By Clare Jim and Liangping Gao
HONG KONG/BEIJING (Reuters) — China's troubled property market is showing little signs of a recovery in the short term despite a series of government stimulus measures to help revive activity in the sector which makes up a quarter of the nation's economic output.
Homebuyers, wary of the uncertain economic outlook, have remained on the sidelines, while property developers and agents said sales were still soft following a short-lived burst of activity in major cities like Beijing and Shenzhen.
Beijing resident Daniel Song, who was given 3 million yuan ($410,043) by his parents in the beginning of the year to buy an apartment, recently gave up on the idea, concerned about his income security.
«I am not sure about my career future in today's economic situation,» said the 28 year-old computer programmer.
China has quickened the pace of policy stimulus in recent weeks amid a deepening debt crisis in the sector, highlighted by the severe liquidity troubles in China Evergrande (HK:3333) Group and Country Garden.

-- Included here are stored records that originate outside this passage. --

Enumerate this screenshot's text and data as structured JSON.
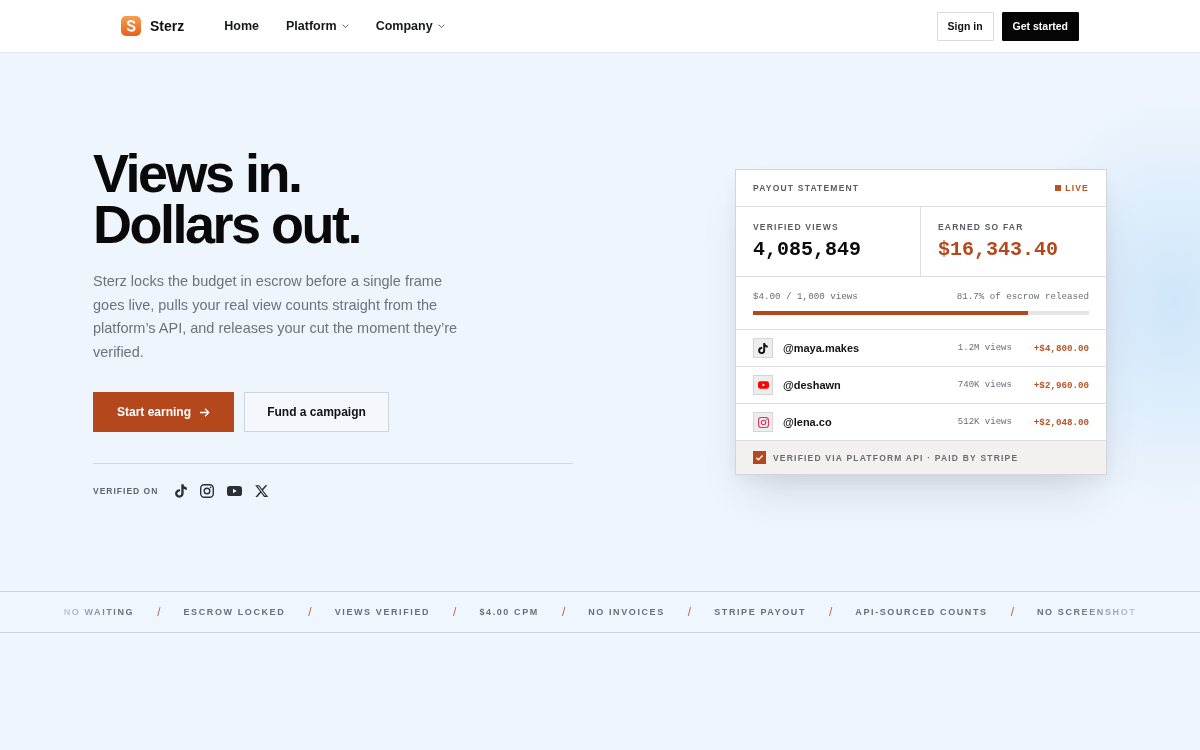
{
  "header": {
    "brand": "Sterz",
    "nav": [
      {
        "label": "Home",
        "kind": "link"
      },
      {
        "label": "Platform",
        "kind": "menu"
      },
      {
        "label": "Company",
        "kind": "menu"
      }
    ],
    "actions": [
      {
        "label": "Sign in",
        "kind": "secondary"
      },
      {
        "label": "Get started",
        "kind": "primary"
      }
    ]
  },
  "hero": {
    "headline": "Views in. Dollars out.",
    "body": "Sterz locks the budget in escrow before a single frame goes live, pulls your real view counts straight from the platform’s API, and releases your cut the moment they’re verified.",
    "buttons": [
      {
        "label": "Start earning",
        "kind": "primary"
      },
      {
        "label": "Fund a campaign",
        "kind": "secondary"
      }
    ],
    "verified_on": {
      "label": "VERIFIED ON",
      "platforms": [
        {
          "kind": "tiktok"
        },
        {
          "kind": "instagram"
        },
        {
          "kind": "youtube"
        },
        {
          "kind": "x"
        }
      ]
    }
  },
  "payout_card": {
    "title": "PAYOUT STATEMENT",
    "status": "LIVE",
    "stats": [
      {
        "label": "VERIFIED VIEWS",
        "value": "4,085,849",
        "kind": "count"
      },
      {
        "label": "EARNED SO FAR",
        "value": "$16,343.40",
        "kind": "money"
      }
    ],
    "rate": "$4.00 / 1,000 views",
    "released": "81.7% of escrow released",
    "progress": {
      "level": 0.817
    },
    "creators": [
      {
        "kind": "tiktok",
        "handle": "@maya.makes",
        "views": "1.2M views",
        "amount": "+$4,800.00"
      },
      {
        "kind": "youtube",
        "handle": "@deshawn",
        "views": "740K views",
        "amount": "+$2,960.00"
      },
      {
        "kind": "instagram",
        "handle": "@lena.co",
        "views": "512K views",
        "amount": "+$2,048.00"
      }
    ],
    "footer": "VERIFIED VIA PLATFORM API · PAID BY STRIPE"
  },
  "ticker": [
    {
      "label": "NO WAITING",
      "separator": "/"
    },
    {
      "label": "ESCROW LOCKED",
      "separator": "/"
    },
    {
      "label": "VIEWS VERIFIED",
      "separator": "/"
    },
    {
      "label": "$4.00 CPM",
      "separator": "/"
    },
    {
      "label": "NO INVOICES",
      "separator": "/"
    },
    {
      "label": "STRIPE PAYOUT",
      "separator": "/"
    },
    {
      "label": "API-SOURCED COUNTS",
      "separator": "/"
    },
    {
      "label": "NO SCREENSHOT"
    }
  ]
}
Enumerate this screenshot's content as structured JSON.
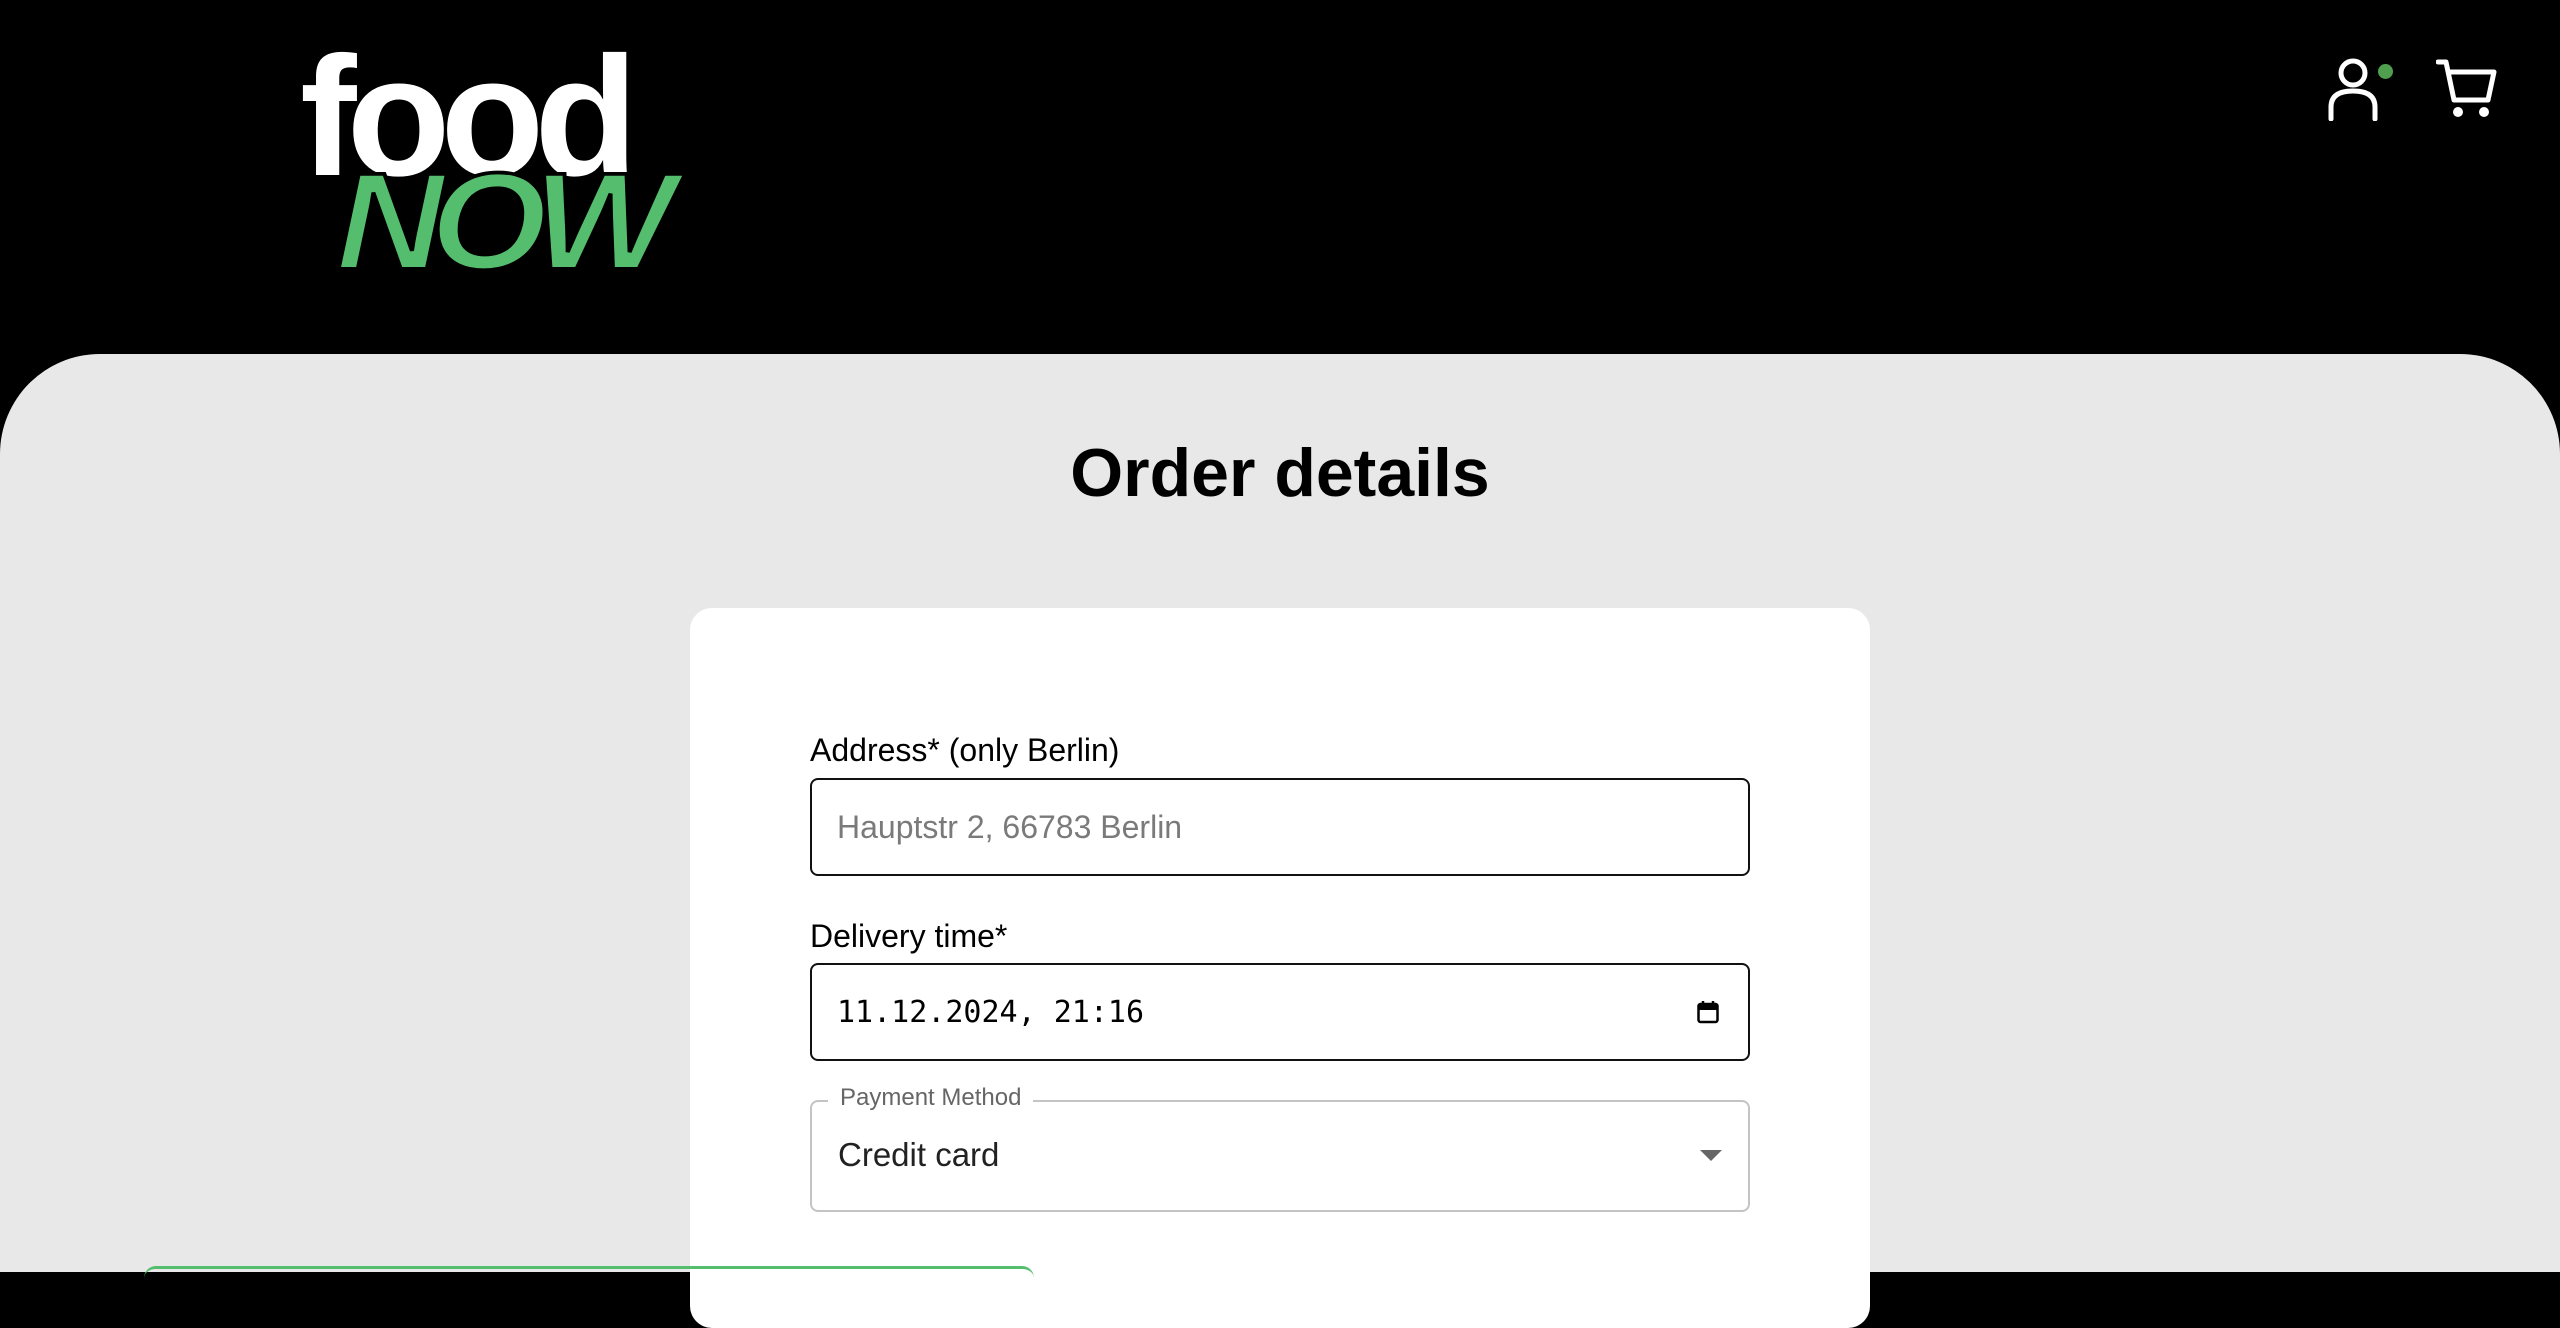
{
  "brand": {
    "logo_top": "food",
    "logo_bottom": "NOW",
    "accent_color": "#55bd6e"
  },
  "header": {
    "user_icon": "user-icon",
    "cart_icon": "cart-icon",
    "user_status_color": "#4f9f4f"
  },
  "page": {
    "title": "Order details"
  },
  "form": {
    "address": {
      "label": "Address* (only Berlin)",
      "placeholder": "Hauptstr 2, 66783 Berlin",
      "value": ""
    },
    "delivery_time": {
      "label": "Delivery time*",
      "value": "11.12.2024, 21:16",
      "icon": "calendar-icon"
    },
    "payment_method": {
      "legend": "Payment Method",
      "selected": "Credit card",
      "icon": "dropdown-arrow-icon"
    }
  }
}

But the support measures have yet to have any notable impact among buyers still grappling with low confidence. China's new home prices fell for the third straight month in September, down 0.2% from August, a traditionally peak home buying period, official data showed on Thursday.
Separate figures this week also showed property sales and investment extended double-digit declines, down 19.8% and 18.7% respectively, in a sign the world's second-biggest economy is not out of the woods yet despite better-than-expected headline gross domestic product data.
Much of the easing policies have lowered the buying costs, but done little to create new demand, realtor Centaline China CEO Andy Lee said.